There is a famous cartoon of a man wearing a sandwich board proclaiming “The End Is Near.” If you were in attendance at a few of the most recent fundraising conferences you might think the end is near for charity. Note the difference between phrases charity and the nonprofit sector. There is a technical difference and the gap appears to be getting wider.
Fundraising experts have been saying for the past several years that the pool of available donors is draining, the population increase not withstanding. The reasoning ranges from after effect of the Great Recession to confusion by the competitive nature of charities to simple burnout and natural expiration of interest.

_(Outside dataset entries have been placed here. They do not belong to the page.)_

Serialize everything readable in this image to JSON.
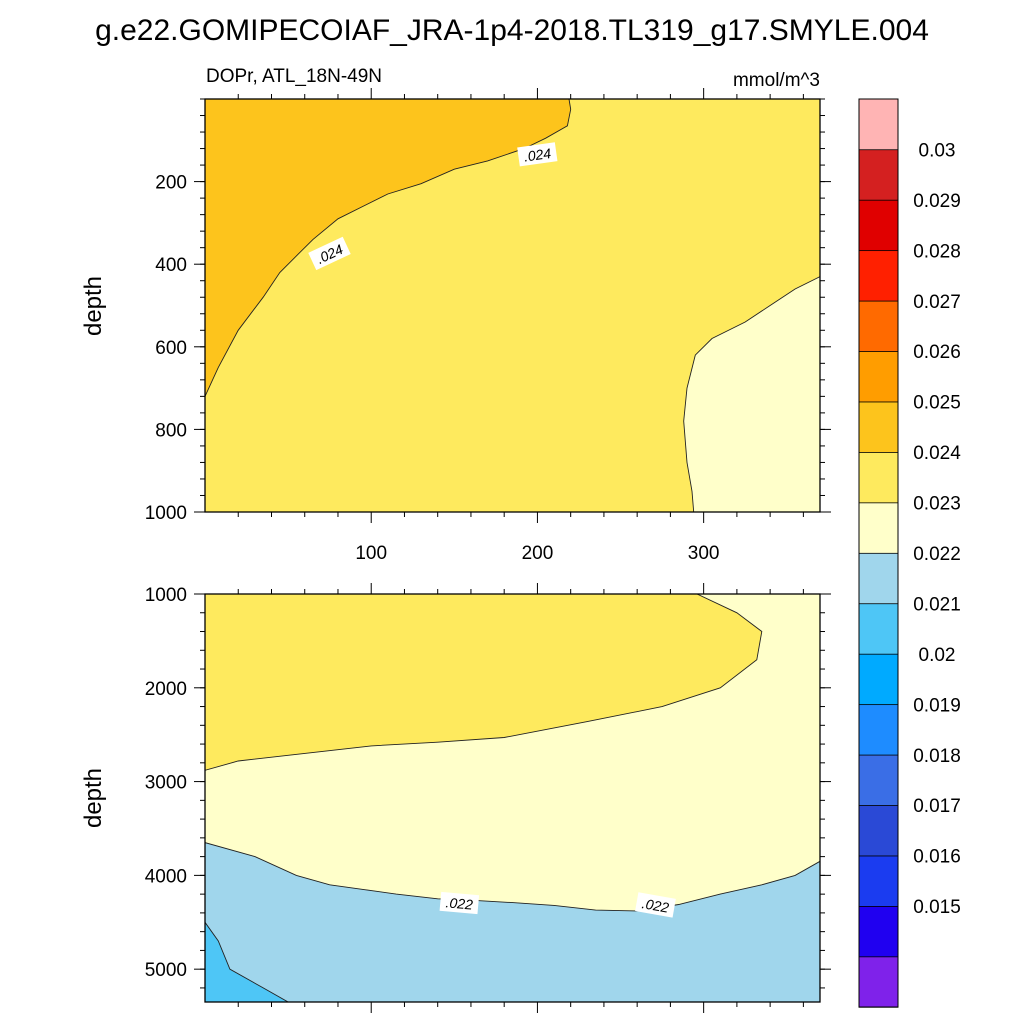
{
  "figure": {
    "title": "g.e22.GOMIPECOIAF_JRA-1p4-2018.TL319_g17.SMYLE.004"
  },
  "colors": {
    "fill_0.024_0.025": "#fdc41c",
    "fill_0.023_0.024": "#feea5e",
    "fill_0.022_0.023": "#ffffca",
    "fill_0.021_0.022": "#a0d6ec",
    "fill_0.020_0.021": "#4ec6f6",
    "contour_line": "#222222"
  },
  "chart_data": [
    {
      "type": "contour",
      "panel": "upper",
      "subtitle_left": "DOPr, ATL_18N-49N",
      "subtitle_right": "mmol/m^3",
      "xlabel": "",
      "ylabel": "depth",
      "xlim": [
        0,
        370
      ],
      "ylim": [
        1000,
        0
      ],
      "x_ticks": [
        100,
        200,
        300
      ],
      "y_ticks": [
        200,
        400,
        600,
        800,
        1000
      ],
      "contour_labels": [
        {
          "text": ".024",
          "x": 200,
          "depth": 135,
          "angle": -8
        },
        {
          "text": ".024",
          "x": 75,
          "depth": 375,
          "angle": -25
        }
      ],
      "regions": [
        {
          "range": [
            0.023,
            0.024
          ],
          "fill": "fill_0.023_0.024",
          "boundary": [
            [
              0,
              0
            ],
            [
              370,
              0
            ],
            [
              370,
              1000
            ],
            [
              0,
              1000
            ]
          ]
        },
        {
          "range": [
            0.024,
            0.025
          ],
          "fill": "fill_0.024_0.025",
          "boundary": [
            [
              0,
              0
            ],
            [
              219,
              0
            ],
            [
              220,
              25
            ],
            [
              218,
              65
            ],
            [
              205,
              95
            ],
            [
              192,
              120
            ],
            [
              170,
              150
            ],
            [
              150,
              170
            ],
            [
              130,
              205
            ],
            [
              110,
              230
            ],
            [
              95,
              260
            ],
            [
              80,
              290
            ],
            [
              65,
              340
            ],
            [
              55,
              380
            ],
            [
              45,
              420
            ],
            [
              35,
              480
            ],
            [
              20,
              560
            ],
            [
              8,
              650
            ],
            [
              0,
              720
            ]
          ]
        },
        {
          "range": [
            0.022,
            0.023
          ],
          "fill": "fill_0.022_0.023",
          "boundary": [
            [
              370,
              430
            ],
            [
              355,
              460
            ],
            [
              340,
              500
            ],
            [
              325,
              540
            ],
            [
              305,
              580
            ],
            [
              295,
              620
            ],
            [
              290,
              700
            ],
            [
              288,
              780
            ],
            [
              290,
              880
            ],
            [
              293,
              950
            ],
            [
              294,
              1000
            ],
            [
              370,
              1000
            ]
          ]
        }
      ]
    },
    {
      "type": "contour",
      "panel": "lower",
      "xlabel": "",
      "ylabel": "depth",
      "xlim": [
        0,
        370
      ],
      "ylim": [
        5350,
        1000
      ],
      "y_ticks": [
        1000,
        2000,
        3000,
        4000,
        5000
      ],
      "contour_labels": [
        {
          "text": ".022",
          "x": 153,
          "depth": 4300,
          "angle": 5
        },
        {
          "text": ".022",
          "x": 271,
          "depth": 4320,
          "angle": 10
        }
      ],
      "regions": [
        {
          "range": [
            0.022,
            0.023
          ],
          "fill": "fill_0.022_0.023",
          "boundary": [
            [
              0,
              1000
            ],
            [
              370,
              1000
            ],
            [
              370,
              5350
            ],
            [
              0,
              5350
            ]
          ]
        },
        {
          "range": [
            0.023,
            0.024
          ],
          "fill": "fill_0.023_0.024",
          "boundary": [
            [
              0,
              1000
            ],
            [
              296,
              1000
            ],
            [
              320,
              1200
            ],
            [
              335,
              1400
            ],
            [
              332,
              1700
            ],
            [
              310,
              2000
            ],
            [
              275,
              2200
            ],
            [
              230,
              2360
            ],
            [
              180,
              2530
            ],
            [
              140,
              2580
            ],
            [
              100,
              2620
            ],
            [
              50,
              2720
            ],
            [
              20,
              2780
            ],
            [
              0,
              2880
            ]
          ]
        },
        {
          "range": [
            0.021,
            0.022
          ],
          "fill": "fill_0.021_0.022",
          "boundary": [
            [
              0,
              3650
            ],
            [
              30,
              3800
            ],
            [
              55,
              4000
            ],
            [
              75,
              4100
            ],
            [
              95,
              4150
            ],
            [
              115,
              4200
            ],
            [
              140,
              4250
            ],
            [
              165,
              4270
            ],
            [
              185,
              4290
            ],
            [
              210,
              4320
            ],
            [
              235,
              4370
            ],
            [
              260,
              4380
            ],
            [
              285,
              4310
            ],
            [
              310,
              4200
            ],
            [
              335,
              4100
            ],
            [
              355,
              4000
            ],
            [
              370,
              3850
            ],
            [
              370,
              5350
            ],
            [
              0,
              5350
            ]
          ]
        },
        {
          "range": [
            0.02,
            0.021
          ],
          "fill": "fill_0.020_0.021",
          "boundary": [
            [
              0,
              4500
            ],
            [
              8,
              4700
            ],
            [
              15,
              5000
            ],
            [
              35,
              5200
            ],
            [
              50,
              5350
            ],
            [
              0,
              5350
            ]
          ]
        }
      ]
    },
    {
      "type": "colorbar",
      "levels": [
        0.015,
        0.016,
        0.017,
        0.018,
        0.019,
        0.02,
        0.021,
        0.022,
        0.023,
        0.024,
        0.025,
        0.026,
        0.027,
        0.028,
        0.029,
        0.03
      ],
      "tick_labels": [
        "0.015",
        "0.016",
        "0.017",
        "0.018",
        "0.019",
        "0.02",
        "0.021",
        "0.022",
        "0.023",
        "0.024",
        "0.025",
        "0.026",
        "0.027",
        "0.028",
        "0.029",
        "0.03"
      ],
      "colors": [
        "#7f22ea",
        "#2000f0",
        "#1b3cf0",
        "#2a49d6",
        "#3a6ee6",
        "#1e8cff",
        "#00aaff",
        "#4ec6f6",
        "#a0d6ec",
        "#ffffca",
        "#feea5e",
        "#fdc41c",
        "#ff9d00",
        "#ff6a00",
        "#ff2000",
        "#e00000",
        "#d42020",
        "#ffb4b4"
      ]
    }
  ]
}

The most recent Growth in Giving initiative from The Giving Institute of The Giving USA Foundation shows a slight uptick in donors to human services organization across a 10-year period (2.2 percent) and to non-human services groups (1.45 percent). There’s also an increase in dollars. Again, the increase was marginal when considering it looks at 2005 through 2015.
Don’t even start on donor retention rates, which are staggering depending on whose numbers you’re using. And in this category there are no good numbers.
When it’s all counted, the $258.51 billion given by individuals during 2015 barely keeps the lights on. One shining example of when donor dollars directly impacted a major cause is the Ice Bucket Challenge. The ALS Association announced that Ice Bucket Challenge money that went to research helped pay for the discovery of the NEK1gene, a gene that is responsible for the degenerative disease. Such high-profile wins are badly needed since the everyday successes often go unnoticed by donors.Without these wins donors might feel unneeded.
When it comes to images, you need to factor in the problem-solving, for-profit companies that don’t seek tax exemption. That confuses the donor and politicians who point to such enterprises as shining examples when a tax-exemption is a quaint idea.
The vast majority of money to human services is from government, insurance and fee for service. There are no donors in sight. That is becoming the norm for charities and the nonprofit organizations are seeking other forms of revenue with a fervor. Coincidentally, government on the local, state and federal levels, too, is seeking added revenue.
Charities are looking to the government and government is looking right back. The move against the tax exemption for some charities is being seen across the country. In New Jersey, for example, a healthcare system ended a 10-year court battle on whether some revenue was unrelated and therefore taxable by agreeing to millions in payments.
Paying tax is not unreasonable when the income is not related to the tax-exempt purpose. But, how that purpose is defined is also under assault. Attorneys general are litigating what was believed to be settled law. In California, the 9th Circuit Court agreed with the attorney general that donors on Schedule B of the Form 990 must be revealed to regulators. A California state judge ruled for charities in a different but similar case. The issue of protecting donors has been tried in front of the Supreme Court of the United States, which sided with charities. Expect more litigation on the topic.
What will happen to donors if the charitable deduction is curtailed or abolished during the next 20 years? It is argued by many that the deduction doesn’t mean that much to people who want their names on buildings. That might be the answer given in polite company and can be argued that’s exactly why there is a deduction.
Charities are going to have to learn to fend for themselves on the revenue stream, often forgetting that the trash can with a pink ribbon painted on it is also for advocacy. Decisions are going to be made on cold, hard cash.
What will separate charity from for-profit business and keep donors engaged? That’s a debate that will come up more and more for the next decade. For now, charities need to make a better case to individuals to get and keep the cash flowing.